I am also blessed that my husband is a professional influencer and reviews products for fun. He recently received this awesome tent that you can set up in lightning speed with just one person. I highly recommend it for anyone who doesn’t want to mess with the hassle of putting up a tent.
19. We Treated Our Kids with Respect
We find that when we speak kindly to our children and give them age-appropriate responsibilities, they respond quite positively. They are a pleasure to be with and things go well for them and for us.
We will be the first to admit that there were a few stressful moments on the trip when we were not careful with our words and things did not go well for any of us. In those times, asking for forgiveness turns the situation around very quickly.
Teaching them to use phrases like the “I Statement” is also very helpful.

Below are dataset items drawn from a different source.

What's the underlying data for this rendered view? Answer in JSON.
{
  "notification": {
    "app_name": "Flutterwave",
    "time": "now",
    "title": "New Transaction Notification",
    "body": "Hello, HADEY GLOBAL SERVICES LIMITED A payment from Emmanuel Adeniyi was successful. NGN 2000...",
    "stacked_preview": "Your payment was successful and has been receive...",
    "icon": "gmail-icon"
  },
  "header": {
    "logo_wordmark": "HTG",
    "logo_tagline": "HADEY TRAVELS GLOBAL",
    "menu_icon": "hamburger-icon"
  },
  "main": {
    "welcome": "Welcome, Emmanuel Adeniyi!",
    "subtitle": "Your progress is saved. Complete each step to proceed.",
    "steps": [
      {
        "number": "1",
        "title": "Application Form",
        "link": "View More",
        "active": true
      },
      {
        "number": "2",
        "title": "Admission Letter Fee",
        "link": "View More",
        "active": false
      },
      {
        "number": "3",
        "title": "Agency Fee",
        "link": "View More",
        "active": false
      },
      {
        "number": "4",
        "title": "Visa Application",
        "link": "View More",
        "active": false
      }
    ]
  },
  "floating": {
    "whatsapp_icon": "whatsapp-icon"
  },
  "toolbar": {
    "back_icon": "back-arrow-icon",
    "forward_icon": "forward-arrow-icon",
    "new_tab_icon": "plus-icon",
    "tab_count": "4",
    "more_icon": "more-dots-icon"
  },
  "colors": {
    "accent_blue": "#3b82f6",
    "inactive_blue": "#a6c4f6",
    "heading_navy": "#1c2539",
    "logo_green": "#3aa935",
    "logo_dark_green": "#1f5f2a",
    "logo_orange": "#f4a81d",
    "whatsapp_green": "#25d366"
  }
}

20. We Chose a Family Campground and Utilized Their Activities
I saved this for last, because it was a huge factor in the success of our first camping trip with kids. We decided to camp at the Mill Bridge Campground because it was near to home and we had a Local Flavor deal, making it only $20/night.
We loved that it had a pool (we love to swim!), a creek and a playground. There was also a game room, badmitton, basketball, and even hayrides on the weekend and although we didn’t know it ahead of time, all campers received FREE admission to the old mill museum on the property. We love history and I plan to share about everything we saw inside in another post – admission is only $3 for non-campers and it is a self-guided tour.
We were thrilled when we saw our camp site upon arrival. Check out this view of horses and cows in the pasture and we even had an end of the row lot so we weren’t surrounded by campers or other campsites. I really do think we got the best lot on the campground! (Ask for #95 if you go!)
Another unexpected surprise was seeing hot air balloons in the morning and evening. Because we were near Bird-In-Hand where most flights take off, they flew right over top of us regularly. The kids loved to see them and get excited that they were going to land near us!
So there you have it. Our first tent camping trip with kids was a success! We had a great time, made memories and learned a lot for our next trip. I’m really glad we kept this trip short. The kids were so tired by the end of the trip and we were only there two nights. I highly recommend keeping them short when you have young kids.